In den Klauen des Bären
Russland und die Finanzkrise
Als Premier Putin Anfang September Russland als „ruhigen Hafen im globalen Sturm der Märkte“ bezeichnete, hing das Damoklesschwert der Finanzkrise bereits über dem Land. Durch die Nebeneffekte der Finanzkrise und den rasanten Verfall des Ölpreises ist Russland in eine schwierige Lage geraten. Standard & Poor's hat am letzten Donnerstag den Ausblick für das langfristige Kreditrating Russlands von „stabil“ auf „negativ“ herabgesetzt und der in US-Dollar notierte russische Aktienindex RTS ist mit einem Verlust von 73% seit Mai im weltweiten Vergleich am stärksten vom Börsenbeben betroffen.
Die ersten Auswirkungen auf die Realwirtschaft sind bereits zu verzeichnen und auch in Russland hat sich eine Immobilienblase gebildet, die nun zu platzen droht. Noch ist Russland mit Devisenreserven in Höhe von 515 Mrd. Dollar in der komfortablen Lage, gegensteuern zu können.
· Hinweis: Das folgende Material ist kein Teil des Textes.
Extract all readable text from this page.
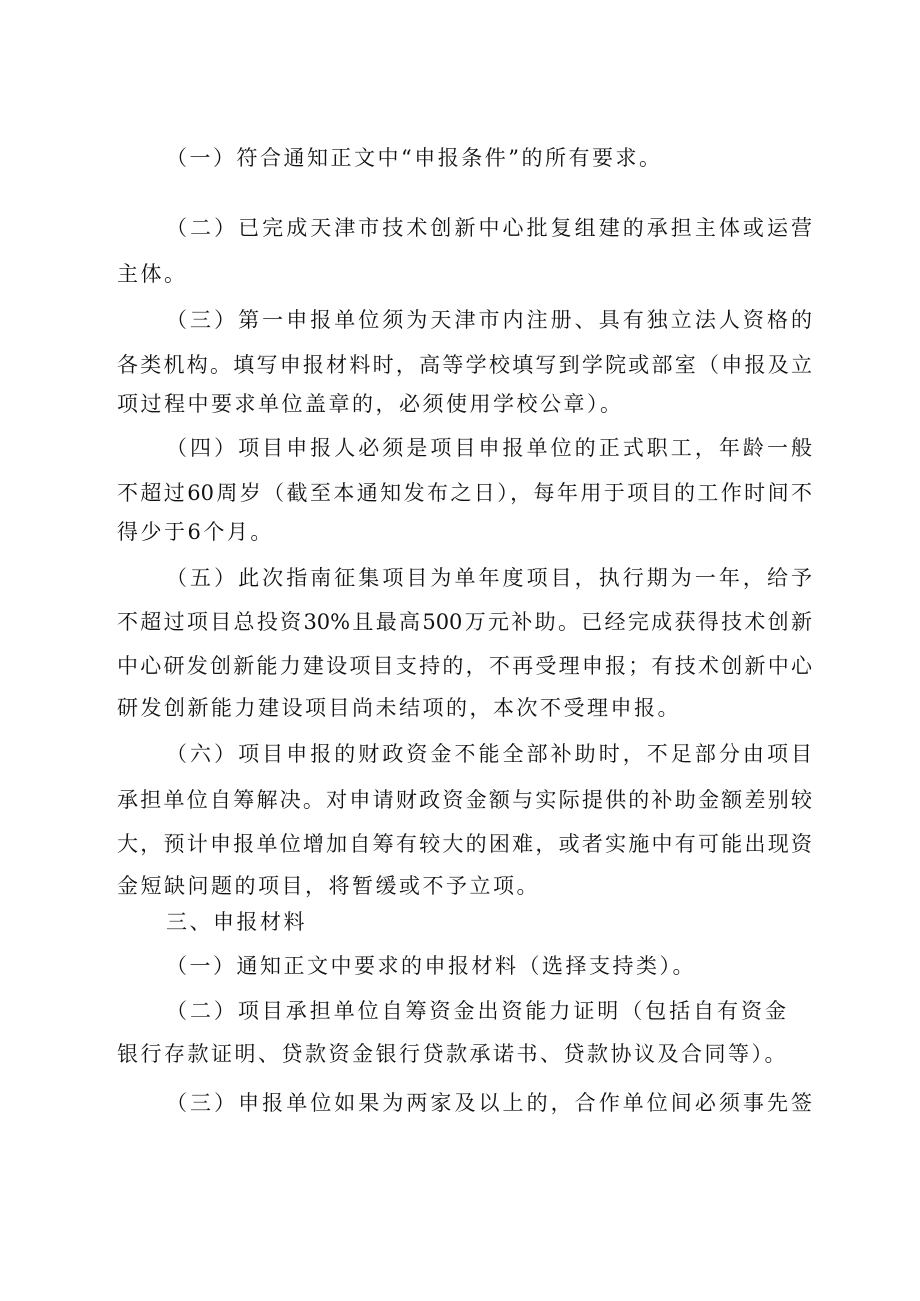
（一）符合通知正文中“申报条件”的所有要求。
（二）已完成天津市技术创新中心批复组建的承担主体或运营
主体。
（三）第一申报单位须为天津市内注册、具有独立法人资格的
各类机构。填写申报材料时，高等学校填写到学院或部室（申报及立
项过程中要求单位盖章的，必须使用学校公章）。
（四）项目申报人必须是项目申报单位的正式职工，年龄一般
不超过60周岁（截至本通知发布之日），每年用于项目的工作时间不
得少于6个月。
（五）此次指南征集项目为单年度项目，执行期为一年，给予
不超过项目总投资30%且最高500万元补助。已经完成获得技术创新
中心研发创新能力建设项目支持的，不再受理申报；有技术创新中心
研发创新能力建设项目尚未结项的，本次不受理申报。
（六）项目申报的财政资金不能全部补助时，不足部分由项目
承担单位自筹解决。对申请财政资金额与实际提供的补助金额差别较
大，预计申报单位增加自筹有较大的困难，或者实施中有可能出现资
金短缺问题的项目，将暂缓或不予立项。
三、申报材料
（一）通知正文中要求的申报材料（选择支持类）。
（二）项目承担单位自筹资金出资能力证明（包括自有资金
银行存款证明、贷款资金银行贷款承诺书、贷款协议及合同等）。
（三）申报单位如果为两家及以上的，合作单位间必须事先签
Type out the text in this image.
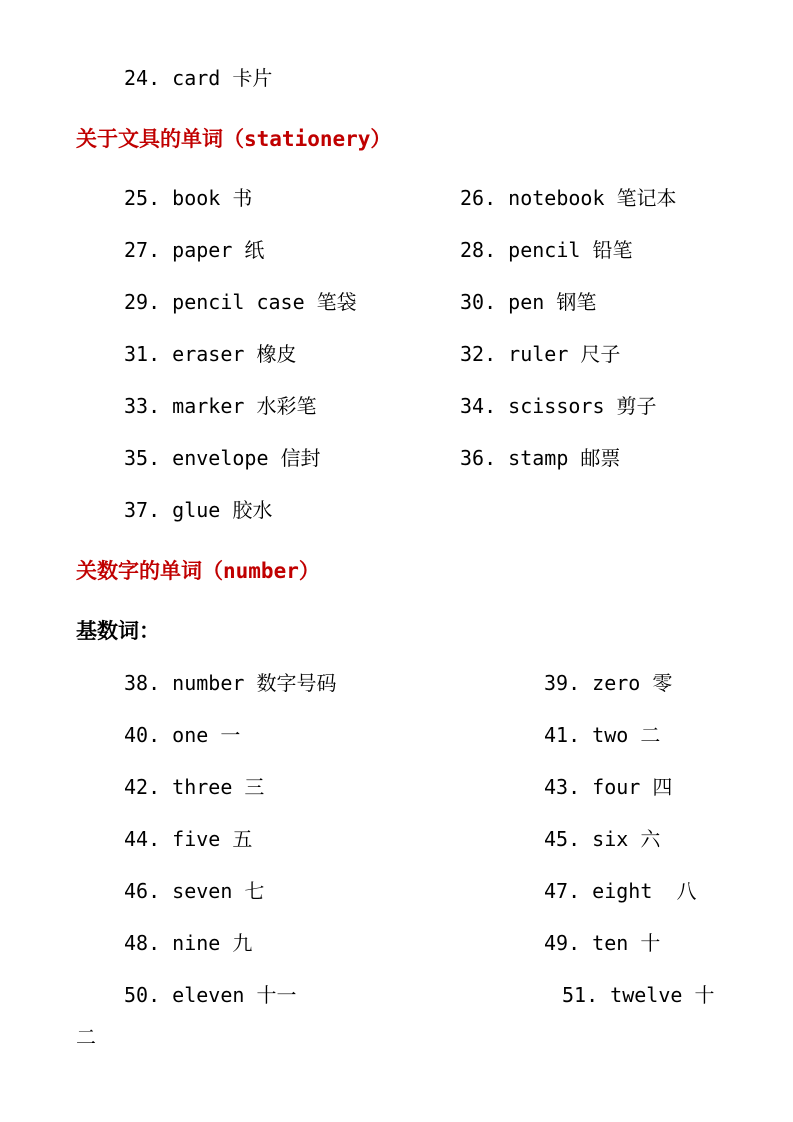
24. card 卡片
关于文具的单词（stationery）
25. book 书	26. notebook 笔记本
27. paper 纸	28. pencil 铅笔
29. pencil case 笔袋	30. pen 钢笔
31. eraser 橡皮	32. ruler 尺子
33. marker 水彩笔	34. scissors 剪子
35. envelope 信封	36. stamp 邮票
37. glue 胶水
关数字的单词（number）
基数词：
38. number 数字号码	39. zero 零
40. one 一	41. two 二
42. three 三	43. four 四
44. five 五	45. six 六
46. seven 七	47. eight  八
48. nine 九	49. ten 十
50. eleven 十一	51. twelve 十
二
Die Reserven schrumpfen allerdings rapide und wenn sich die gegenwärtige Lage fortsetzt, sind sie im Juni 2009 aufgezehrt. Wenn die Ölpreise in nächster Zeit nicht wieder steigen, ist der russische Traum ausgeträumt.
Noch im Juli dieses Jahres notierte der Spotpreis für russisches „Urals-Oil“ bei über 140 Dollar pro Barrel. Jeden Tag strömten so Unmengen an Devisen in die russische Volkswirtschaft. Mit dem bisherigen Höhepunkt der Finanzkrise kollabierte der Ölpreis. „Urals-Oil“ wird momentan zu 59 Dollar gehandelt und auch die Weltmarktpreise für andere Rohstoffe, die Russland exportiert, haben in den letzten Monaten kräftig nachgegeben. Die Haushaltsplaner der Duma haben mit einem Mindestpreis von 70 Dollar pro Barrel kalkuliert – sinkt der Ölpreis unter dieses Niveau, müssen die Haushaltsdefizite aus dem Reservefonds gedeckt werden, der bislang mit den Überschüssen aus den Öl- und Gasexporten gespeist wurde.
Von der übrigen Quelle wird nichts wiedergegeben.